Even if there was a regulatory standard. The results would be subjective. Say the feds want to know what it stalls at. Peter's answer would be that it won't stall. Same with the gross weight figure. If you build an RV, they tell you what gross is...but you can put whatever you'd like. And that's why book numbers usually don't match real numbers. Has a stock Cherokee ever made book speed?
 
I suspect he's getting real circumspect over what he says on the radio.

Ron Wanttaja
I think he's been that way for a while..."I'm not declaring an emergency, but I might be in 15 seconds".
 
He flies again. Same dumb airplane builder same dumb pattern.
 
He's living in ya'lls heads rent-free, lol.

If some of the folks here start tracking Peter any closer. he's going to need a restraining order.

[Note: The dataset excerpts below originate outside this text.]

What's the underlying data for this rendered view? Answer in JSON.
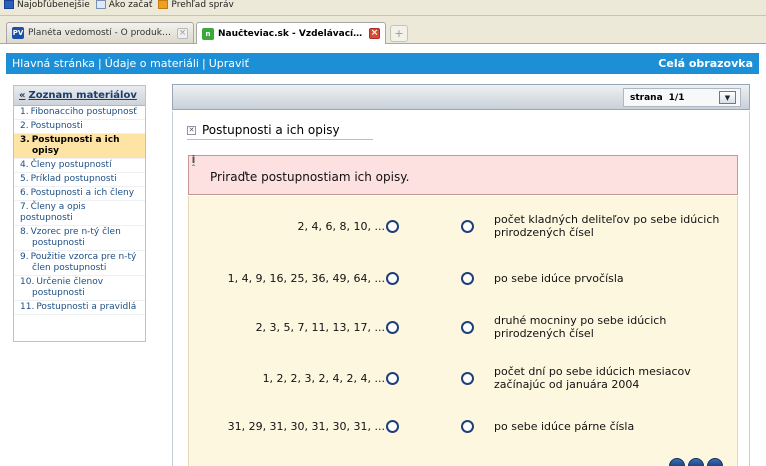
{
  "bookmarks": [
    {
      "label": "Najobľúbenejšie",
      "icon": "page-icon"
    },
    {
      "label": "Ako začať",
      "icon": "page-icon"
    },
    {
      "label": "Prehľad správ",
      "icon": "rss-icon"
    }
  ],
  "tabs": [
    {
      "label": "Planéta vedomostí - O produkte - Inštr...",
      "favicon": "PV",
      "active": false
    },
    {
      "label": "Naučteviac.sk - Vzdelávací portál...",
      "favicon": "n",
      "active": true
    }
  ],
  "newtab_label": "+",
  "nav": {
    "home": "Hlavná stránka",
    "material": "Údaje o materiáli",
    "edit": "Upraviť",
    "fullscreen": "Celá obrazovka"
  },
  "sidebar": {
    "back": "«",
    "title": "Zoznam materiálov",
    "items": [
      {
        "num": "1.",
        "label": "Fibonacciho postupnosť",
        "sub": ""
      },
      {
        "num": "2.",
        "label": "Postupnosti",
        "sub": ""
      },
      {
        "num": "3.",
        "label": "Postupnosti a ich",
        "sub": "opisy",
        "active": true
      },
      {
        "num": "4.",
        "label": "Členy postupností",
        "sub": ""
      },
      {
        "num": "5.",
        "label": "Príklad postupnosti",
        "sub": ""
      },
      {
        "num": "6.",
        "label": "Postupnosti a ich členy",
        "sub": ""
      },
      {
        "num": "7.",
        "label": "Členy a opis postupnosti",
        "sub": ""
      },
      {
        "num": "8.",
        "label": "Vzorec pre  n-tý člen",
        "sub": "postupnosti"
      },
      {
        "num": "9.",
        "label": "Použitie vzorca pre  n-tý",
        "sub": "člen postupnosti"
      },
      {
        "num": "10.",
        "label": "Určenie členov",
        "sub": "postupnosti"
      },
      {
        "num": "11.",
        "label": "Postupnosti a pravidlá",
        "sub": ""
      }
    ]
  },
  "pager": {
    "label": "strana",
    "value": "1/1",
    "dropdown_icon": "chevron-down-icon"
  },
  "content": {
    "title": "Postupnosti a ich opisy",
    "info_icon": "i",
    "task": "Priraďte postupnostiam ich opisy.",
    "sequences": [
      "2, 4, 6, 8, 10, ...",
      "1, 4, 9, 16, 25, 36, 49, 64, ...",
      "2, 3, 5, 7, 11, 13, 17, ...",
      "1, 2, 2, 3, 2, 4, 2, 4, ...",
      "31, 29, 31, 30, 31, 30, 31, ..."
    ],
    "descriptions": [
      "počet kladných deliteľov po sebe idúcich prirodzených čísel",
      "po sebe idúce prvočísla",
      "druhé mocniny po sebe idúcich prirodzených čísel",
      "počet dní po sebe idúcich mesiacov začínajúc od januára 2004",
      "po sebe idúce párne čísla"
    ]
  },
  "colors": {
    "navbar": "#1c8fd6",
    "active_item": "#fde3a4",
    "task_bg": "#fde0e0",
    "work_bg": "#fef7e0"
  }
}
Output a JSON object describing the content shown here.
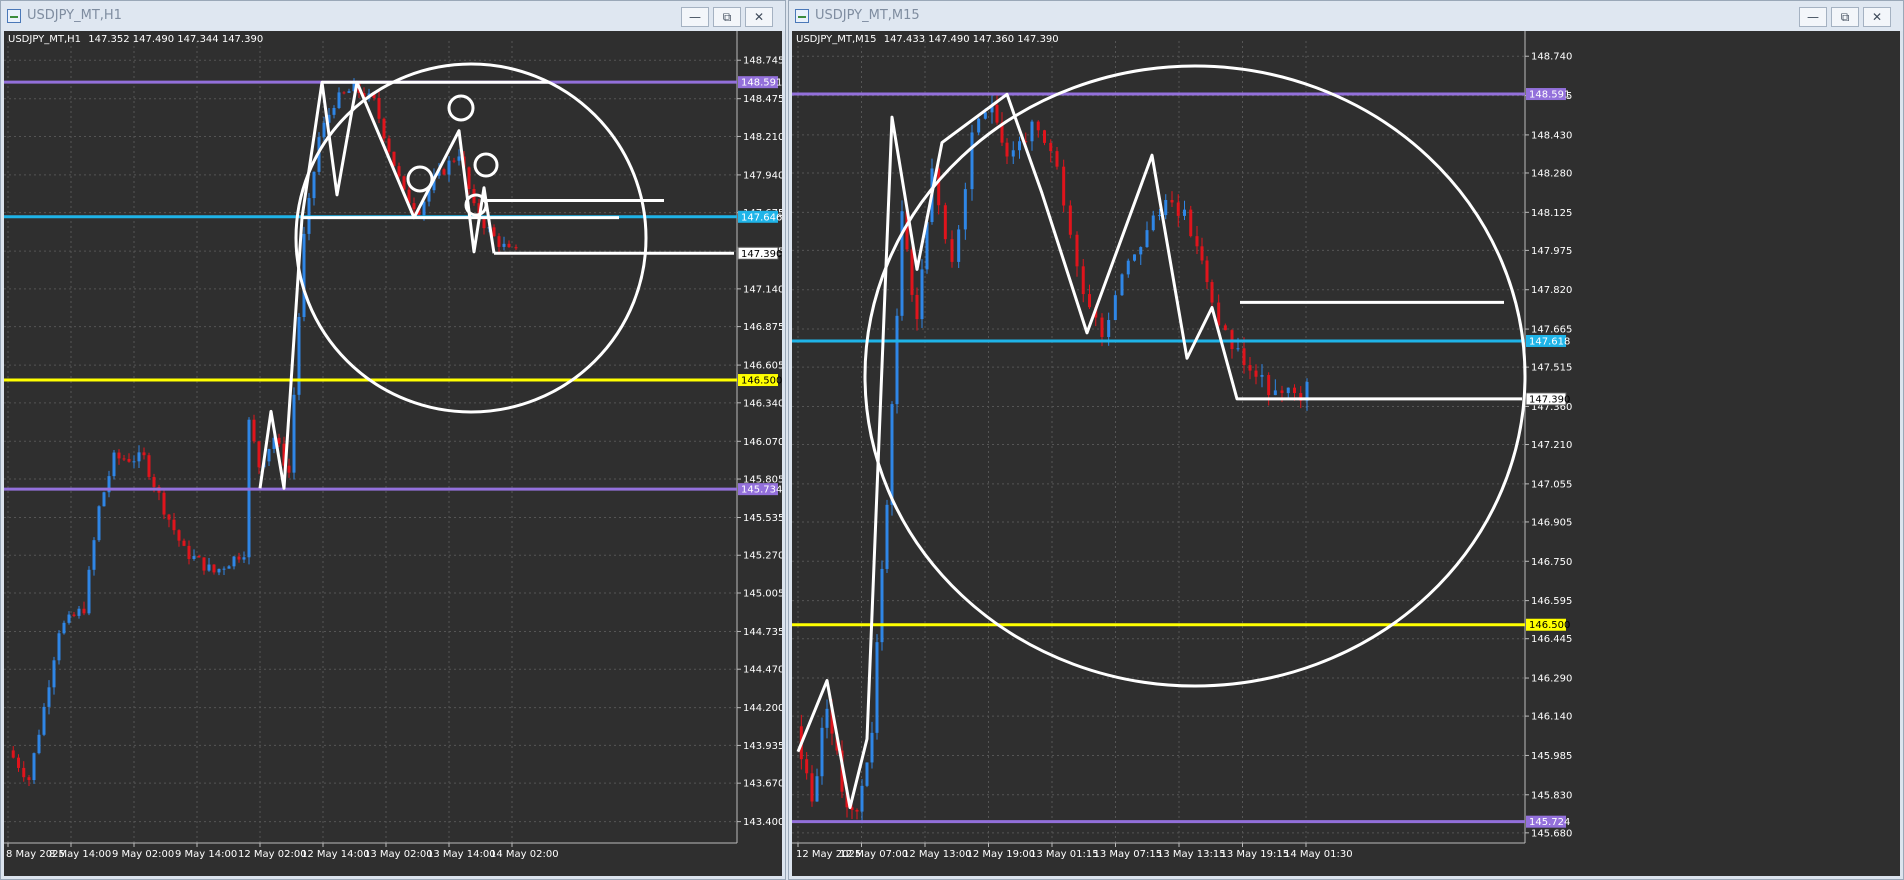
{
  "windows": [
    {
      "id": "h1",
      "title": "USDJPY_MT,H1",
      "header_symbol": "USDJPY_MT,H1",
      "header_ohlc": "147.352 147.490 147.344 147.390",
      "buttons": {
        "minimize": "—",
        "restore": "⧉",
        "close": "✕"
      },
      "chart_data": {
        "type": "candlestick",
        "price_range": [
          143.25,
          148.88
        ],
        "y_ticks": [
          "148.745",
          "148.475",
          "148.210",
          "147.940",
          "147.675",
          "147.405",
          "147.140",
          "146.875",
          "146.605",
          "146.340",
          "146.070",
          "145.805",
          "145.535",
          "145.270",
          "145.005",
          "144.735",
          "144.470",
          "144.200",
          "143.935",
          "143.670",
          "143.400"
        ],
        "x_labels": [
          "8 May 2025",
          "8 May 14:00",
          "9 May 02:00",
          "9 May 14:00",
          "12 May 02:00",
          "12 May 14:00",
          "13 May 02:00",
          "13 May 14:00",
          "14 May 02:00"
        ],
        "levels": [
          {
            "price": 148.591,
            "label": "148.591",
            "color": "#9370db"
          },
          {
            "price": 147.646,
            "label": "147.646",
            "color": "#1fb4e8"
          },
          {
            "price": 147.39,
            "label": "147.390",
            "color": "#ffffff"
          },
          {
            "price": 146.5,
            "label": "146.500",
            "color": "#ffff00"
          },
          {
            "price": 145.734,
            "label": "145.734",
            "color": "#9370db"
          }
        ]
      }
    },
    {
      "id": "m15",
      "title": "USDJPY_MT,M15",
      "header_symbol": "USDJPY_MT,M15",
      "header_ohlc": "147.433 147.490 147.360 147.390",
      "buttons": {
        "minimize": "—",
        "restore": "⧉",
        "close": "✕"
      },
      "chart_data": {
        "type": "candlestick",
        "price_range": [
          145.64,
          148.8
        ],
        "y_ticks": [
          "148.740",
          "148.585",
          "148.430",
          "148.280",
          "148.125",
          "147.975",
          "147.820",
          "147.665",
          "147.515",
          "147.360",
          "147.210",
          "147.055",
          "146.905",
          "146.750",
          "146.595",
          "146.445",
          "146.290",
          "146.140",
          "145.985",
          "145.830",
          "145.680"
        ],
        "x_labels": [
          "12 May 2025",
          "12 May 07:00",
          "12 May 13:00",
          "12 May 19:00",
          "13 May 01:15",
          "13 May 07:15",
          "13 May 13:15",
          "13 May 19:15",
          "14 May 01:30"
        ],
        "levels": [
          {
            "price": 148.591,
            "label": "148.591",
            "color": "#9370db"
          },
          {
            "price": 147.618,
            "label": "147.618",
            "color": "#1fb4e8"
          },
          {
            "price": 147.39,
            "label": "147.390",
            "color": "#ffffff"
          },
          {
            "price": 146.5,
            "label": "146.500",
            "color": "#ffff00"
          },
          {
            "price": 145.724,
            "label": "145.724",
            "color": "#9370db"
          }
        ]
      }
    }
  ],
  "colors": {
    "background": "#2f2f2f",
    "grid": "#555555",
    "bull": "#2f86e6",
    "bear": "#e0141c",
    "drawing": "#ffffff"
  }
}
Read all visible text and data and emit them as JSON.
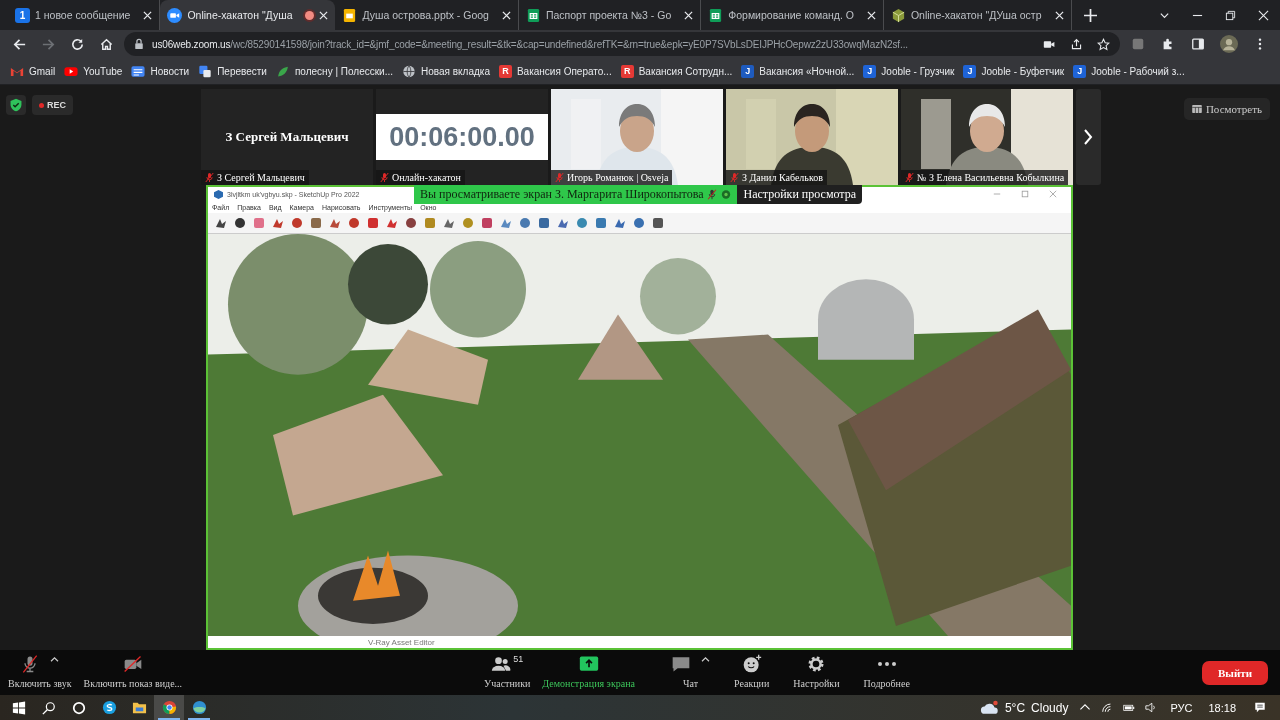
{
  "tabs": [
    {
      "badge": "1",
      "title": "1 новое сообщение",
      "selected": false,
      "recording": false
    },
    {
      "title": "Online-хакатон \"Душа",
      "selected": true,
      "recording": true
    },
    {
      "title": "Душа острова.pptx - Goog",
      "selected": false,
      "recording": false
    },
    {
      "title": "Паспорт проекта №3 - Go",
      "selected": false,
      "recording": false
    },
    {
      "title": "Формирование команд. О",
      "selected": false,
      "recording": false
    },
    {
      "title": "Online-хакатон \"ДУша остр",
      "selected": false,
      "recording": false
    }
  ],
  "nav": [
    {
      "kind": "back",
      "disabled": false
    },
    {
      "kind": "forward",
      "disabled": true
    },
    {
      "kind": "reload",
      "disabled": false
    },
    {
      "kind": "home",
      "disabled": false
    }
  ],
  "address": {
    "host": "us06web.zoom.us",
    "path": "/wc/85290141598/join?track_id=&jmf_code=&meeting_result=&tk=&cap=undefined&refTK=&rn=true&epk=yE0P7SVbLsDEIJPHcOepwz2zU33owqMazN2sf..."
  },
  "bookmarks": [
    {
      "label": "Gmail"
    },
    {
      "label": "YouTube"
    },
    {
      "label": "Новости"
    },
    {
      "label": "Перевести"
    },
    {
      "label": "полесну | Полесски..."
    },
    {
      "label": "Новая вкладка"
    },
    {
      "badge": "R",
      "color": "#e53935",
      "label": "Вакансия Операто..."
    },
    {
      "badge": "R",
      "color": "#e53935",
      "label": "Вакансия Сотрудн..."
    },
    {
      "badge": "J",
      "color": "#1e5bbf",
      "label": "Вакансия «Ночной..."
    },
    {
      "badge": "J",
      "color": "#1e63d6",
      "label": "Jooble - Грузчик"
    },
    {
      "badge": "J",
      "color": "#1e63d6",
      "label": "Jooble - Буфетчик"
    },
    {
      "badge": "J",
      "color": "#1e63d6",
      "label": "Jooble - Рабочий з..."
    }
  ],
  "meeting": {
    "rec": "REC",
    "view_button": "Посмотреть",
    "tiles": [
      {
        "kind": "name",
        "name": "З Сергей Мальцевич",
        "label": "З Сергей Мальцевич",
        "muted": true
      },
      {
        "kind": "timer",
        "timer": "00:06:00.00",
        "label": "Онлайн-хакатон",
        "muted": true
      },
      {
        "kind": "video",
        "label": "Игорь Романюк | Osveja",
        "muted": true
      },
      {
        "kind": "video",
        "label": "З Данил Кабельков",
        "muted": true
      },
      {
        "kind": "video",
        "label": "№ З Елена Васильевна Кобылкина",
        "muted": true
      }
    ],
    "share": {
      "banner": "Вы просматриваете экран З. Маргарита Широкопытова",
      "presenter_muted": true,
      "options": "Настройки просмотра",
      "app": {
        "title": "3lvjltkm uk'vgbyu.skp - SketchUp Pro 2022",
        "menu": [
          "Файл",
          "Правка",
          "Вид",
          "Камера",
          "Нарисовать",
          "Инструменты",
          "Окно"
        ],
        "status": "V-Ray Asset Editor"
      }
    }
  },
  "toolbar": [
    {
      "kind": "audio",
      "label": "Включить звук",
      "off": true,
      "caret": true
    },
    {
      "kind": "video",
      "label": "Включить показ виде...",
      "off": true,
      "caret": false
    },
    {
      "kind": "participants",
      "label": "Участники",
      "count": "51",
      "caret": false
    },
    {
      "kind": "share",
      "label": "Демонстрация экрана",
      "caret": false
    },
    {
      "kind": "chat",
      "label": "Чат",
      "caret": true
    },
    {
      "kind": "reactions",
      "label": "Реакции",
      "caret": false
    },
    {
      "kind": "settings",
      "label": "Настройки",
      "caret": false
    },
    {
      "kind": "more",
      "label": "Подробнее",
      "caret": false
    }
  ],
  "leave": "Выйти",
  "taskbar": {
    "apps": [
      {
        "kind": "skype",
        "selected": false,
        "running": false
      },
      {
        "kind": "explorer",
        "selected": false,
        "running": false
      },
      {
        "kind": "chrome",
        "selected": true,
        "running": true
      },
      {
        "kind": "app",
        "selected": false,
        "running": true
      }
    ],
    "weather": {
      "temp": "5°C",
      "condition": "Cloudy"
    },
    "lang": "РУС",
    "time": "18:18"
  }
}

I admit, I was interested for a while, but when it became clear he doesn't have a marketable airplane or powerplant, I lost interest.
 
No doubt. It’s off the rails. I never imagined I would be defending him. Some of the posts here are just mean. For no reason. It’s pathetic.
Yeah, maybe. But this guy started out saying he was going to do things that no previous designer had been able to do -- no one from Wittman to Rutan to Nate Puffer to Neibauer to Ted Hamilton to Van Grunsven has come close to defying physics in the way he said he was going to. And he took money from people who believed him. That kind of hubris, when it crashes, might deserve a certain amount of ridicule.

Although, looked at another way, you could say that kind of delusion deserves pity.
 
Well, I get a text every time he flies, so I check out his flight and usually post it here. So yeah, I'm stalking him via adsb. But adsb isn't an invasion of privacy, right?
 
No doubt. It’s off the rails. I never imagined I would be defending him. Some of the posts here are just mean. For no reason. It’s pathetic.

True to a degree, but much of that is brought on by PM himself...if he wasn’t such an arrogant person, there might be more tolerance and at this point, pity.

Further, I’m far from a “think of the children” type of guy, but when people like him create a smoldering crater (which is unfortunately likely at some point here), and it takes out innocents and/or property of others, we know that elected critters like to boost their election value by passing haphazard laws to “make sure this never happens again” (ie “vote for me”)...
Certainly any experimental or certified aircraft could be such a catalyst. Yet when the rules and common sense are tossed aside, it becomes more likely, and simultaneously gives critics of GA (especially experimentals) ammo to say that there needs to be more regulation. That hoses everyone not named PM.